24/07 - 12:07 - Redação com EFE
WASHINGTON - Se John McCain for eleito presidente, transformará as relações com a América Latina em "prioritárias", de acordo com o principal assessor do candidato republicano em política externa, Randy Scheunemann, que criticou Barack Obama por "nunca" ter visitado a região.
"O senador McCain concede uma grande importância à América Latina", explicou Scheunemann em entrevista na qual detalhou as grandes linhas da política externa de McCain se chegar à Casa Branca.

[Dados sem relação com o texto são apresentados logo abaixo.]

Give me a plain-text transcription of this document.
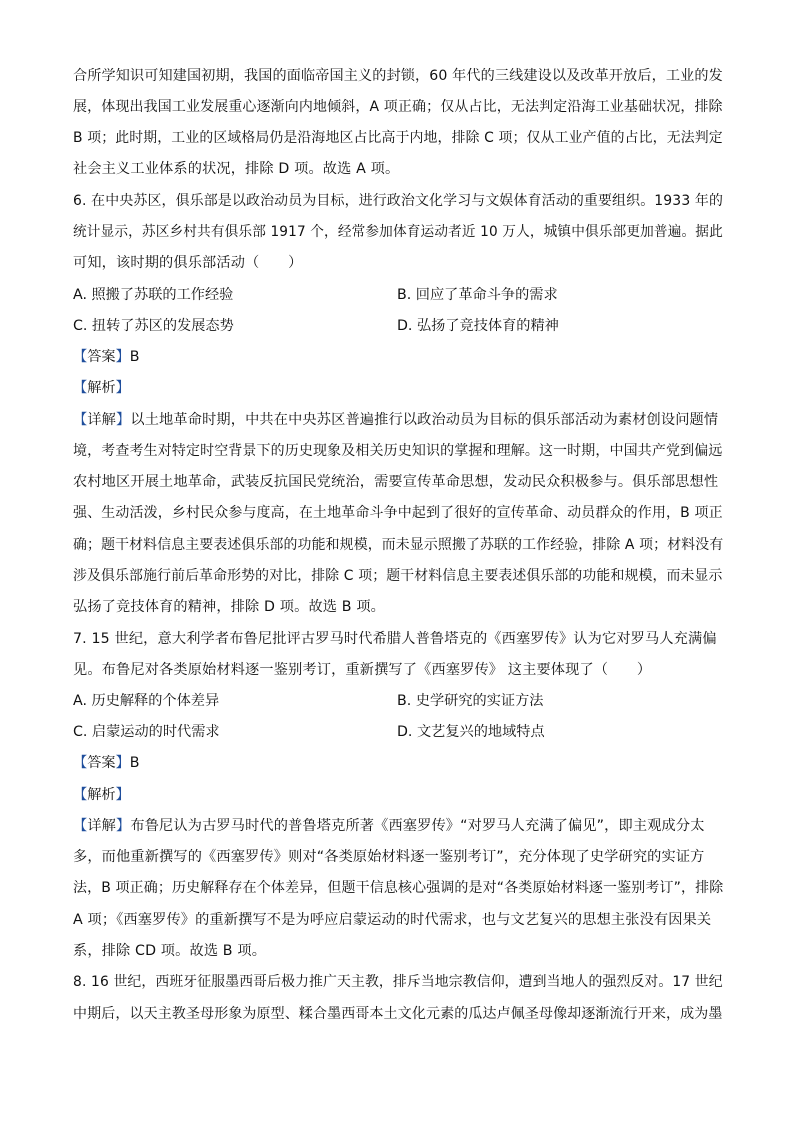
合所学知识可知建国初期，我国的面临帝国主义的封锁，60 年代的三线建设以及改革开放后，工业的发
展，体现出我国工业发展重心逐渐向内地倾斜，A 项正确；仅从占比，无法判定沿海工业基础状况，排除
B 项；此时期，工业的区域格局仍是沿海地区占比高于内地，排除 C 项；仅从工业产值的占比，无法判定
社会主义工业体系的状况，排除 D 项。故选 A 项。
6. 在中央苏区，俱乐部是以政治动员为目标，进行政治文化学习与文娱体育活动的重要组织。1933 年的
统计显示，苏区乡村共有俱乐部 1917 个，经常参加体育运动者近 10 万人，城镇中俱乐部更加普遍。据此
可知，该时期的俱乐部活动（　　）
A. 照搬了苏联的工作经验	B. 回应了革命斗争的需求
C. 扭转了苏区的发展态势	D. 弘扬了竞技体育的精神
【答案】B
【解析】
【详解】以土地革命时期，中共在中央苏区普遍推行以政治动员为目标的俱乐部活动为素材创设问题情
境，考查考生对特定时空背景下的历史现象及相关历史知识的掌握和理解。这一时期，中国共产党到偏远
农村地区开展土地革命，武装反抗国民党统治，需要宣传革命思想，发动民众积极参与。俱乐部思想性
强、生动活泼，乡村民众参与度高，在土地革命斗争中起到了很好的宣传革命、动员群众的作用，B 项正
确；题干材料信息主要表述俱乐部的功能和规模，而未显示照搬了苏联的工作经验，排除 A 项；材料没有
涉及俱乐部施行前后革命形势的对比，排除 C 项；题干材料信息主要表述俱乐部的功能和规模，而未显示
弘扬了竞技体育的精神，排除 D 项。故选 B 项。
7. 15 世纪，意大利学者布鲁尼批评古罗马时代希腊人普鲁塔克的《西塞罗传》认为它对罗马人充满偏
见。布鲁尼对各类原始材料逐一鉴别考订，重新撰写了《西塞罗传》 这主要体现了（　　）
A. 历史解释的个体差异	B. 史学研究的实证方法
C. 启蒙运动的时代需求	D. 文艺复兴的地域特点
【答案】B
【解析】
【详解】布鲁尼认为古罗马时代的普鲁塔克所著《西塞罗传》“对罗马人充满了偏见”，即主观成分太
多，而他重新撰写的《西塞罗传》则对“各类原始材料逐一鉴别考订”，充分体现了史学研究的实证方
法，B 项正确；历史解释存在个体差异，但题干信息核心强调的是对“各类原始材料逐一鉴别考订”，排除
A 项；《西塞罗传》的重新撰写不是为呼应启蒙运动的时代需求，也与文艺复兴的思想主张没有因果关
系，排除 CD 项。故选 B 项。
8. 16 世纪，西班牙征服墨西哥后极力推广天主教，排斥当地宗教信仰，遭到当地人的强烈反对。17 世纪
中期后，以天主教圣母形象为原型、糅合墨西哥本土文化元素的瓜达卢佩圣母像却逐渐流行开来，成为墨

Ele mencionou, nesse sentido, que o diálogo e o aprofundamento dos laços com os países aliados guiarão as relações internacionais se o candidato presidencial republicano vencer as eleições de 4 de novembro.
Prioridade latina
McCain insistiu no papel "altamente prioritário" que a América Latina teria em um potencial mandato, e citou como prova do compromisso do senador com a região as "dúzias de vezes" que visitou os países latino-americanos.
"Não só fez dúzias de visitas, também destinou tempo no curso desta campanha para viajar à Colômbia e ao México", disse o assessor de McCain, que criticou ao candidato presidencial democrata, Barack Obama, por "nunca" ter visitado a região.
Scheunemann também atacou o senador por Illinois por se opor ao Tratado de Livre-Comércio (TLC) com a Colômbia e por querer revisar o Acordo de Livre-Comércio da América do Norte (Nafta, em inglês).
Segundo ele, o que descreveu como protecionismo de Obama provocaria o "arrefecimento" da América Latina e representaria "um enorme golpe" para a abertura e a prosperidade na área.
A campanha de Obama, que anunciou a intenção de visitar a América Latina, mas sem especificar data, disse que o senador tem "uma visão clara" para as relações dos EUA com as Américas.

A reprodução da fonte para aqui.